The progressive aging of the population worldwide due to the increase in life expectancy has made more and more people over 70 years old. frail elderly is called the person at risk of disability. Age does not determine the presence of fragility, a person of 70 years can be a fragile old man and, nevertheless, a person of 90 years is not.
This entity is associated with aging due to the loss of functional reserve and muscle mass, which predisposes to loss of function and autonomy, rather than the existence of chronic diseases. A patient may suffer from chronic diseases, but would enter the frail elderly group when there is a loss of functional reserve that makes them vulnerable to stress situations, with a higher risk of serious health problems such as a major disability, hospitalization, institutionalization or even death in those cases in which serious complications appear. This loss of function is what decreases the quality of life because it results in a loss of autonomy.

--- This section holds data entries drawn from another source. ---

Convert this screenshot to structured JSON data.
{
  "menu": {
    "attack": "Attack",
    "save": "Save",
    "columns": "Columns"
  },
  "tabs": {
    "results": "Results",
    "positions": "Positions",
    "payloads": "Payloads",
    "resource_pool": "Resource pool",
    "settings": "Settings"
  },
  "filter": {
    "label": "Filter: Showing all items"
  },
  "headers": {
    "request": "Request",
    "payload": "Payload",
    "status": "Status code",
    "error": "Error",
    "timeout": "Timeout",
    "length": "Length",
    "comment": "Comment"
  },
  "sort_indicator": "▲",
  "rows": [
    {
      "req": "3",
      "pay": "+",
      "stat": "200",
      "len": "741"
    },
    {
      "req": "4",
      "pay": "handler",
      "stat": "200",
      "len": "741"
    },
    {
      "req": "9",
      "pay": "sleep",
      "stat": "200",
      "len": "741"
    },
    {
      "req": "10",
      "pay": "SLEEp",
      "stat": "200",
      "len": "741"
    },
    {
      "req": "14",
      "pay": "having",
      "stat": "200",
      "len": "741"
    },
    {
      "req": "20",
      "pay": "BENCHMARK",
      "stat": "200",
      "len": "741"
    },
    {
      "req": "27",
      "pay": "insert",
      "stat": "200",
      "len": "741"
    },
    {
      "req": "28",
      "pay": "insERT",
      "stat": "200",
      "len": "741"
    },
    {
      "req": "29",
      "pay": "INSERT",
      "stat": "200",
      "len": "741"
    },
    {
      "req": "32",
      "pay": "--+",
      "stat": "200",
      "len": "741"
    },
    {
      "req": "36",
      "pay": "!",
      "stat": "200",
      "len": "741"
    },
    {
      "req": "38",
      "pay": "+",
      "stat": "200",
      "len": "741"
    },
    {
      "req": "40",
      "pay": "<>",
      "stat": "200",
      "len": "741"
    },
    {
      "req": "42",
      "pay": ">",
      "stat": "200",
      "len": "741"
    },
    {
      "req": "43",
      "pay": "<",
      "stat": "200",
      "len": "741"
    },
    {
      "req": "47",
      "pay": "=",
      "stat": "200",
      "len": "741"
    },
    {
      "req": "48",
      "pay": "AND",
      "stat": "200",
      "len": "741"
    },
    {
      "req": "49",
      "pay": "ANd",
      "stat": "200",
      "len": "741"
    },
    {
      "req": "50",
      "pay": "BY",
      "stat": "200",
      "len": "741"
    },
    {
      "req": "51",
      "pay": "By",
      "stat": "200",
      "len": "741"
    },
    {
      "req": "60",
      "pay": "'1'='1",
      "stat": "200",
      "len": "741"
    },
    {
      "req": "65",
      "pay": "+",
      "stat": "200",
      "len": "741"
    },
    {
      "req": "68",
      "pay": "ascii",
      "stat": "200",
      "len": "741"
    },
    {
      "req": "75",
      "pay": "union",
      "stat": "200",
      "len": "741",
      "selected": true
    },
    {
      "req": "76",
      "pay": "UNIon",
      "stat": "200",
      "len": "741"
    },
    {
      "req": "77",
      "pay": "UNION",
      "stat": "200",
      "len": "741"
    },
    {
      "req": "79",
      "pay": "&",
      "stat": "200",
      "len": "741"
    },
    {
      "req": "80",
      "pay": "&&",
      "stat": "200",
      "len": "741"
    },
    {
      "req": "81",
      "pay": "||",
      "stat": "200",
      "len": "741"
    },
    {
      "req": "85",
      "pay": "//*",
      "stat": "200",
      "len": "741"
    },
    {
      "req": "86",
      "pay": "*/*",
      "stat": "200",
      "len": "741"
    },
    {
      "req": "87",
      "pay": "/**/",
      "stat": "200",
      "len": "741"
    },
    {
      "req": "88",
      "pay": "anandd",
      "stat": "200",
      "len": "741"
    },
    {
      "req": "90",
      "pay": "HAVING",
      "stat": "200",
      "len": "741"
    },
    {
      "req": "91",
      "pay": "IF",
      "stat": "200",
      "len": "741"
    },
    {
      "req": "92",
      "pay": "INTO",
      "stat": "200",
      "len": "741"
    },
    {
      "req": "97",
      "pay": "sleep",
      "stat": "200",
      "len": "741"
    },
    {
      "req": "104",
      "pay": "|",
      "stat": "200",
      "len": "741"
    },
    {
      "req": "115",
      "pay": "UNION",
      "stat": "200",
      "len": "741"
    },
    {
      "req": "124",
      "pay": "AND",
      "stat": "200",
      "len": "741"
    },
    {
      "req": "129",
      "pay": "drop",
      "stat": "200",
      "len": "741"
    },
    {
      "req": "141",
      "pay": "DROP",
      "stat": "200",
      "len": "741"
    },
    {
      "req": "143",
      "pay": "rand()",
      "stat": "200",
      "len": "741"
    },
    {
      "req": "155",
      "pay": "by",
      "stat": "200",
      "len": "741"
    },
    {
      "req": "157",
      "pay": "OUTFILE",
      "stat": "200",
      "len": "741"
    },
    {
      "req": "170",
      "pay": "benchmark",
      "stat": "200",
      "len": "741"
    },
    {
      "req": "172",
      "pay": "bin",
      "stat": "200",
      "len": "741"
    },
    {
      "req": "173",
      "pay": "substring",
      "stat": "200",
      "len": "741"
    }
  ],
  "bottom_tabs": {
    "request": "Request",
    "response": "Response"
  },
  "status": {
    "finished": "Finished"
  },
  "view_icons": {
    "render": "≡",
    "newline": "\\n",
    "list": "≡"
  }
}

The general recommendation is that those patients over 70 years with a weight loss of more than 5% in a year secondary to chronic diseases are evaluated, since they could be within this group of fragile elders. In addition to progressive weight loss due to chronic diseases, muscle weakness, fatigue with small efforts, slow gait or low level of physical activity are other indicators of frailty.
Intervention at this stage where there is a risk of disability, but has not yet appeared, is essential. In this type of patients, it is necessary to act in a special way through physical activity or rehabilitation programs , diet adapted to their nutritional needs and review of the pharmacological treatment (trying to reduce, as far as possible, the sedative treatments). The comprehensive management of the frail elderly includes the increase in physical activity. An adequate guideline can achieve an improvement in their nutritional status and the recovery of their functional capacity.
In those patients who are at nutritional risk , it would be advisable to improve the supply of nutrients and vitamins from the diet. If, despite this, energy needs are not met and the risk of malnutrition persists, diets such as Bi1 diacare hp / hc (in the case of patients with frailty and diabetes), Bi1 hp / hc (in patients with increased caloric-protein intake), Bi1 hp fiber (patients with moderate energy needs). Patients who require enteral nutrition by feeding tube, the formula will be prescribed according to the nutritional needs of the patient (Bi1 via hp / hc, Bi1 via fiber or Bi1 via Diacare).